The Contex mechanism is very simple, with many parts constructed from red fibreboard. It's operation is unusual in that all the keys in a row move together - pressing (say) the 4 key picks up the 3,2,and 1, and then the whole lot move down together to the bottom of the stroke. The stroke of the topmost keys is a full inch, which must have been very awkward for the operator, and there is no protection against partial depression (as in the Comptometer).
I have partially disassembled this latter machine, and taken a number of photographs of the mechanism. I hope to annotate these and make them available shortly." John Wolff.
Source: John Wolff - Melbourne, Australia - July 6, 1999
|"I looked at the bottom of my Contex and it has three US patents: 2472519, 2499946 and 2503613. The sales of Contex in Sweden began 1946 and that may be the correct introduction year because Denmark and Sweden are near neighbours." Timo|
Source: Timo Leipala (THE OFFICE - January, 1950)
Recently I have been able to spend a little time re-organising the Contex machines in the collection and searching the web for supporting information. Data from your site has been helpful, as has information from Leif Kristensen. Although I did not set out to amass Contex machines I do seem to have quite a lot, some thirty in all! From these I have been able to deduce some perhaps useful information.
I have eight of the so-called "A" models and can identify four different machines in this group. The brown bakelite models include decimal keyboards, and sterling keyboards with and without farthings. There is also a white plastic (bakelite?) model with a sterling keyboard. All of these have apparently sequential serial numbers, the earliest being 73,053 and the last (white machine) 124,773.
I also have eight of the "B" models and can identify three different machines, being decimal keyboard, and sterling with and without farthings. The serial numbers for the sterling machines seem to follow on from those of the model "A", from133,605 to 605,885. With the decimal keyboards, all bear serial numbers of nine digits starting with "411", and I deduce this to be a model number, supported by evidence in the next paragraph.
The remaining machines are the adding/calculating models with the 0-9 keypad.

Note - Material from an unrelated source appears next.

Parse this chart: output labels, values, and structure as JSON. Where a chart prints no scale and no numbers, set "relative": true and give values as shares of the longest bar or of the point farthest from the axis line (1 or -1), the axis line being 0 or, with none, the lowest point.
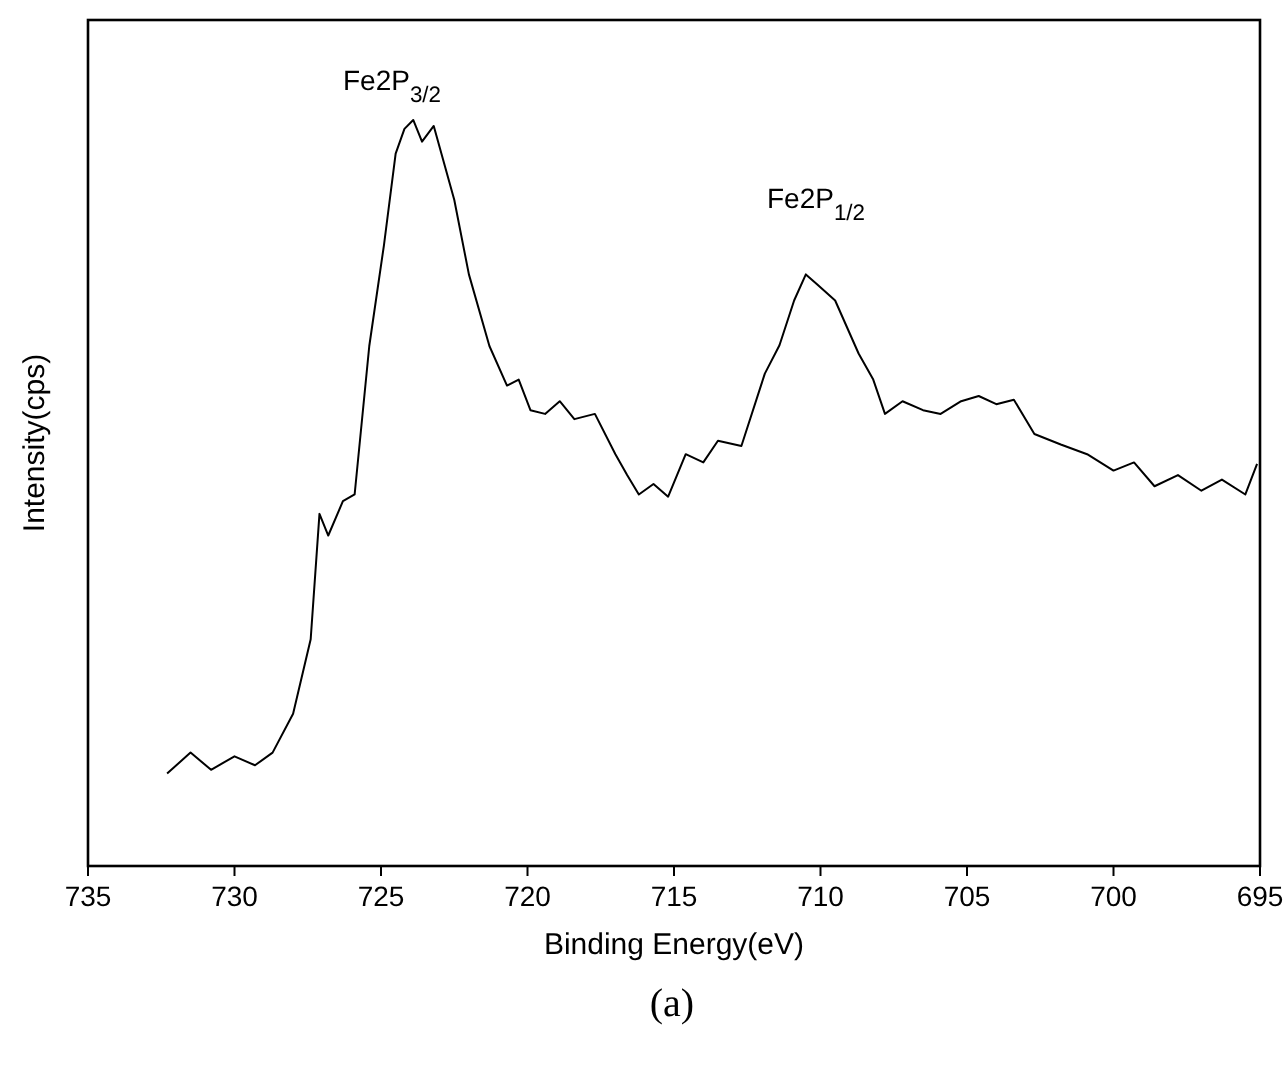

There appear to be two different machines within the "Contex 10" label. One type has a dark grey plastic body and the serial number again of nine digits but starting with "431". The second type is of a lighter grey, has a slightly different register presentation and the serial number commencing with "434". A former serviceman on the Contex machines confirms the existence of an upgraded model 10, identifiable by the plastic colour.
The "Contex 20" models I have feature the dark grey plastic case, and serial numbers beginning with "453" . The same serviceman said that there was an upgraded model with the lighter grey case but I have not been able to locate one of these.
The "Contex 30" models have the serial numbers beginning with "473", and the "Contex 55" models with "493".